In recognizing that Transition planning and Career decision making are not equitable in their access or delivery, Hopeful Transitions will utilize the response to intervention model shown on the left hand side of the screen. The intent with this model is to scaffold learning so that all learners are able to access career education. Tier 1 is the core classroom instruction that all learners receive. For Career connected Learning, this is depicted and outlined as our Career education framework K-12. It is very clear as to what our educators and learners are aiming to achieve based on what is within the framework document and continuum based on the developmental stage.

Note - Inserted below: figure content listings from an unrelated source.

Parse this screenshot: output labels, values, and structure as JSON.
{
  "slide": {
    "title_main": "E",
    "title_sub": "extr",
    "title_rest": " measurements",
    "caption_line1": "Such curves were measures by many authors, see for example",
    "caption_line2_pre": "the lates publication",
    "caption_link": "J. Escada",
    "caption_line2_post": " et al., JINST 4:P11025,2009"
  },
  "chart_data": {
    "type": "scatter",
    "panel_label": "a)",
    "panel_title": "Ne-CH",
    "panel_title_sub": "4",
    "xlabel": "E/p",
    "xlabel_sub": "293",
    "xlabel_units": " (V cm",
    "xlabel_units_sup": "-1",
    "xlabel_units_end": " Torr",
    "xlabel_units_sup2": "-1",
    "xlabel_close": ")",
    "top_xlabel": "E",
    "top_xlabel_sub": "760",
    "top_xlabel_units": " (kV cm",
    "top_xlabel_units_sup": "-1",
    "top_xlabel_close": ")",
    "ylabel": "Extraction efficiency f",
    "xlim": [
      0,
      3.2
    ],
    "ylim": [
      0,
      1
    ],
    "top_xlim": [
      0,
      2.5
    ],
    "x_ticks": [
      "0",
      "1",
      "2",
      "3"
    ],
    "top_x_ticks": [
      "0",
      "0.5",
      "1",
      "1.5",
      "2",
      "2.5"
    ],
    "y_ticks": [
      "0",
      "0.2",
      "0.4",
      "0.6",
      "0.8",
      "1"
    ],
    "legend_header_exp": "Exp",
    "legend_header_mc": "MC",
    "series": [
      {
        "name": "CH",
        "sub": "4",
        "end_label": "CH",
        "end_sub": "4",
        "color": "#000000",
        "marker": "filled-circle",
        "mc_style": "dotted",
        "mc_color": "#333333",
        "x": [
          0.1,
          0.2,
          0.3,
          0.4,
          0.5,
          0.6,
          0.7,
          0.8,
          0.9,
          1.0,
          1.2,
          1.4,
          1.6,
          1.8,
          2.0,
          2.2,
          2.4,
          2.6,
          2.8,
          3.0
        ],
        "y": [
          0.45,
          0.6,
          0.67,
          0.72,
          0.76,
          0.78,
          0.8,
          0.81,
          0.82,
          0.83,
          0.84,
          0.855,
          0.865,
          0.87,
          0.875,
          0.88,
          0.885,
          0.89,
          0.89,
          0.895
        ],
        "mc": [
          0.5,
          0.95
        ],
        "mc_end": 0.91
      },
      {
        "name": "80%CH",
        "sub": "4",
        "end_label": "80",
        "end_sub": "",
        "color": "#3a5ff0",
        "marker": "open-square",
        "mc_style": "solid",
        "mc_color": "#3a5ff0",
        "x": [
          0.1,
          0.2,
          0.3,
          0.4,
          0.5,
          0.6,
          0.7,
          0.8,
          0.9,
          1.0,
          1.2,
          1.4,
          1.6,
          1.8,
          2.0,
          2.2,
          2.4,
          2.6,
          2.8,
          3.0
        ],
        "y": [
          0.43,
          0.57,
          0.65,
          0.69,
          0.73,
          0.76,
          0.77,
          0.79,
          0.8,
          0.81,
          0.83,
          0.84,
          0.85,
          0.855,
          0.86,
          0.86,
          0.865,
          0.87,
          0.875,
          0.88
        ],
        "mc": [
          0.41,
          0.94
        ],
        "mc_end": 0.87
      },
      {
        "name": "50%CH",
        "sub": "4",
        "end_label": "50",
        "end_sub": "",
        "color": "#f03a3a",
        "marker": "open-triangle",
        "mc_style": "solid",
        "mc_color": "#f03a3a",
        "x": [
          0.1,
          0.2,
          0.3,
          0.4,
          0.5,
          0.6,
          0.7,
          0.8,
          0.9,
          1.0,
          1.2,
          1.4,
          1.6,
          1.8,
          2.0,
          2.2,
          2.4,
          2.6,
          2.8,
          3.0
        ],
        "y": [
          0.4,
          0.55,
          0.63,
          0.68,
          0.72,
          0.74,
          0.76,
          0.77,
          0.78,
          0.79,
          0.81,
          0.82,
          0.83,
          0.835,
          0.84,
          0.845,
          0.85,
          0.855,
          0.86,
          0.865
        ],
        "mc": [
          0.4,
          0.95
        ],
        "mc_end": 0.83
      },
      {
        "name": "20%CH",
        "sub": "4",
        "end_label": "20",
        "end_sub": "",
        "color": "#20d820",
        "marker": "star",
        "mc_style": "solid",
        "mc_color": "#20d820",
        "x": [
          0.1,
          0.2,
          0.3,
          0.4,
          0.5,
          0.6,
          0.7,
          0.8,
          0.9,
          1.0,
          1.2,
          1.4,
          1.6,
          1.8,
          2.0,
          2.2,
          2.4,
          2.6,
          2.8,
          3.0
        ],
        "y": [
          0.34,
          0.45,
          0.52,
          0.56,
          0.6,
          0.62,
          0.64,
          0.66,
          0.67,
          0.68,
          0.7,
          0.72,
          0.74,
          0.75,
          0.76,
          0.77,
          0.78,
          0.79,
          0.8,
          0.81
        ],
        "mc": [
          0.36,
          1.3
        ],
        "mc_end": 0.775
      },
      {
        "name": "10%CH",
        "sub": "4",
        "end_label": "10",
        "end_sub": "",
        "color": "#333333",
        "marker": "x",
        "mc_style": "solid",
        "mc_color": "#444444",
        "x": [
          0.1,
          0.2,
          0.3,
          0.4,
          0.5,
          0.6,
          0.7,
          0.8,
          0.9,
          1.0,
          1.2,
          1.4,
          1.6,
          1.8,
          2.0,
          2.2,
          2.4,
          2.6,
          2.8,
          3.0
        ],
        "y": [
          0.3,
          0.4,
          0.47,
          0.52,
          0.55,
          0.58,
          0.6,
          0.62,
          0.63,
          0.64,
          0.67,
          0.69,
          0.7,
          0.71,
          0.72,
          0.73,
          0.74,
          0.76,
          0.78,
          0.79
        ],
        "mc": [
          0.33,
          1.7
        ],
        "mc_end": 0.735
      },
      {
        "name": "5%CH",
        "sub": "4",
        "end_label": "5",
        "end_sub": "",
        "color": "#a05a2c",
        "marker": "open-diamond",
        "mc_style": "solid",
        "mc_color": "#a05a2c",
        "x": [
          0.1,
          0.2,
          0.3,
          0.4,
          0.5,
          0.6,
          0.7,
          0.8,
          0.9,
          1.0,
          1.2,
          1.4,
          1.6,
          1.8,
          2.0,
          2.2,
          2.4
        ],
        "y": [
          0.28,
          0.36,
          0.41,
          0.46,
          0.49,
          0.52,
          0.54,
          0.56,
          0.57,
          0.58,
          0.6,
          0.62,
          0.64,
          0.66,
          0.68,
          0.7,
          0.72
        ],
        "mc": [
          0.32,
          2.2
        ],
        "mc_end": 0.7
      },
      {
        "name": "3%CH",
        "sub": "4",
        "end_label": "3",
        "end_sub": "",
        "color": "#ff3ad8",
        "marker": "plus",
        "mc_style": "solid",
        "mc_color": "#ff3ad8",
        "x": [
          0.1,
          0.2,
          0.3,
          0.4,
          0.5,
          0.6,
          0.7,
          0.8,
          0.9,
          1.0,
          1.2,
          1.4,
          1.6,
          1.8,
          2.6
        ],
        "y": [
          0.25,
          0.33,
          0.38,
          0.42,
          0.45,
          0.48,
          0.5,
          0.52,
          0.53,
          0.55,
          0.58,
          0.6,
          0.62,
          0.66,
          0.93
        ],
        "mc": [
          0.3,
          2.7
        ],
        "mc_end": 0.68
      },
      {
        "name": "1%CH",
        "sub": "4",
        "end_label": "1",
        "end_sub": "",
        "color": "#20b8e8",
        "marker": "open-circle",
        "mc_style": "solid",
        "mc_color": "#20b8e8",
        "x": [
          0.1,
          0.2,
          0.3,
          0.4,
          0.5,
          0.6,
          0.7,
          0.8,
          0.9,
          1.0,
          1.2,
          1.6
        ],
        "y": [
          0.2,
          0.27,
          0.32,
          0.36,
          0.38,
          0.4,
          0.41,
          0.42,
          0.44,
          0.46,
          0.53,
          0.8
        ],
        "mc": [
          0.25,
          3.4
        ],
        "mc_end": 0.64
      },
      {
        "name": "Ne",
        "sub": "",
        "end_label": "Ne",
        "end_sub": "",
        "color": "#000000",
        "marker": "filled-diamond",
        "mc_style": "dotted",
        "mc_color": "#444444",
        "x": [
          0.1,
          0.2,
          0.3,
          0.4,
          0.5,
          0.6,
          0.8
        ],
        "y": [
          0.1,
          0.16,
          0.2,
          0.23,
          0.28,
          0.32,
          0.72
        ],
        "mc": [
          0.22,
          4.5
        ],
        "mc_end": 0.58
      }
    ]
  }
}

Within Tier 1 it will be determined when and if a learner requires additional scaffolding and/or interventions to assist in accessing career learning. Tier 2 is targeted small group instruction. For example, maybe a small group that is focused on social emotional skill development. Tier 3 is intensive individual interventions. An example, could be a student with an individualized learning plan that requires a transition plan to support their transition from middle school to high school and/or post-secondary.
The intent is that all learners receive tier 1 career education and Tier 2 and 3 do not replace this. They are the supports required to make sure that career education and transition planning happens for each learner.
The development of the guide and associated digital tool is underway and is hoped to be used in schools next academic year.
This shows the filter mechanism as part of the Hopeful Transitions tool. This allows for educators to identify what they are looking for in supporting the implementation of the career education framework across the curriculum. They can easily find lesson plans, activities, experiential learning opportunities, labour market information and community/employer/mentor connections.
The Career Life Plan is a new addition to our graduation requirements in NB. A Documented Career-Life Plan is a comprehensive education, career, and life plan that documents the learning needs, interests, and aspirations of all students.
This will increase the intentionality of career connected learning along the learning continuum and learners will be supported in documenting a Career Life Plan digital portfolio year over year until graduation. We are underway in determining the best way to support this new graduation requirement and the Career Education Framework will provide the context for how we can best support young people in actively planning for their post-secondary lives.